The top-down idea of entertainment is so 20th century, and is changing. So do what Lily Allen did and include your album parts on your album (and thus had loads of free advertising in mashups everywhere), make your videos remixable (how I go through hell to find high quality vids for my mashes) or create forums for people to remix your work as NIN has – and then don’t sue/threaten them if they use the work in unexpected ways, because that will happen, but will probably be to everyone’s benefit.

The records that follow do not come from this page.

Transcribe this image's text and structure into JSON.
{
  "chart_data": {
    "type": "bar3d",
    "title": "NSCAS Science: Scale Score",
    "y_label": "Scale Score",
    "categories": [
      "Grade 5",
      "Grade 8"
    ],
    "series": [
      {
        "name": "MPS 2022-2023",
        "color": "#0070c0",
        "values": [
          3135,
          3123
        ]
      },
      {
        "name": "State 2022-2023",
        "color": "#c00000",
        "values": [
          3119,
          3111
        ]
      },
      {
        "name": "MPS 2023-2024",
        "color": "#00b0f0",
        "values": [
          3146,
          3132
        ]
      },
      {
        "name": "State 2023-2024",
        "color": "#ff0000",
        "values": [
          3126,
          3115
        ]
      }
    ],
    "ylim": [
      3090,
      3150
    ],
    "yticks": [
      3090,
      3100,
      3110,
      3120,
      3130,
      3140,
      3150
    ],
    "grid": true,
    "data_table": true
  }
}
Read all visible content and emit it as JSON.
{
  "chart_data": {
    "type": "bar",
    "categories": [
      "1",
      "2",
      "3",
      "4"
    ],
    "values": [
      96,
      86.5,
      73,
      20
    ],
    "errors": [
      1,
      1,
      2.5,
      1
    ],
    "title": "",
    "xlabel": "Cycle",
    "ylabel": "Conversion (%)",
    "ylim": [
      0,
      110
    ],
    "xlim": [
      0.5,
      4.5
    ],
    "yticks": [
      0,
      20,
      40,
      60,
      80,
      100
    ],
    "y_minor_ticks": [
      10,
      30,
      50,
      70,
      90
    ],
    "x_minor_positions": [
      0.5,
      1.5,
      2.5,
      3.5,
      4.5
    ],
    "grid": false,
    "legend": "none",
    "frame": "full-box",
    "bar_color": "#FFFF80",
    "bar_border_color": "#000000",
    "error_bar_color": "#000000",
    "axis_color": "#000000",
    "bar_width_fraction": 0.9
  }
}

5. Everybody’s free (to feel good)

Free is not evil – free is good. Singles do not sell in the main unless you are Taylor Swift or Justin Bieber or some such crap – so why not give them away for free to promote the album? Or at least don’t snap at the blogs posting MP3s giving you free publicity – they are music fans too and would most likely want to see the album and band/artist do really well – especially if they are actually posting tracks with permission! Also pay what you want seems to work well, like the direct model (or in tandem) people want to see the artist do well – what they hate is the money going up exec’s noses or for people who add very little to the chain – they are not stupid, the excess and waste (and high CD prices) of the industry hasn’t gone unnoticed. Neither has the money thrown at frankly terrible projects and bands that anyone with sense, an ear and not directly related to them would’ve not given the time of day.

Oh and Creative Commons is your friend.

6. Release Me (and Let Me Love Again)

Following from the last point is the hardest part – releasing something good. Now I’m not going to fall into the old fogey trap and say pop music is crap today (it was ever thus, sadly – with some notable and honourable exceptions) but producing music that people care about, rather than something for ringtone or advertising sales, pays dividends. Treat all music as throwaway and guess what: your audience will do likewise. This doesn’t mean serious singer-songwriter bores need to rise apparent but meaning in music has been lost somewhere in between all the branding meetings; lack of risk taking and the one-album syndrome mean artists never develop beyond the surface; concentrating on one niche ADHD demographic will not only lose everyone else, it will probably lose that too because ‘giving people what they want’ only works so far until those people get bored and listless – people don’t KNOW what they want until they hear it. The shock of the new, and all that.

Sticking with what they know and a tried and tested formula is short-sighted and just leads to disinterest and apathy. Try behaving more like a mashup artist – mix up the genres, fuck it up, put the country next to rave next to electro next to death metal and see what happens. Feed stuff to the ‘wrong’ audience and see what happens. I just know people will love and buy music that moves them, you just have to surprise, shock, woo, involve and connect with them, resonate with them. I think a lot of that is to break down the walls between artist and audience – Twitter is already doing this in it’s inane way – and take out the marketing bumpf and production fluff, which adds nothing.

I hope these comments come of use to provoke a few thoughts…it does seem from the outside the creativity and innovation in promoting bands is lacking – especially in the realm of social media, bar a few key people who indeed ‘get it’. A lot of this is corporates acting as corporates do – and still not heeding Cluetrain Manifesto that came out over 10 years ago – the principles of transparency and letting people get direct access to those people they need to talk to and not letting bland marketing smokescreens get in the way are still not there.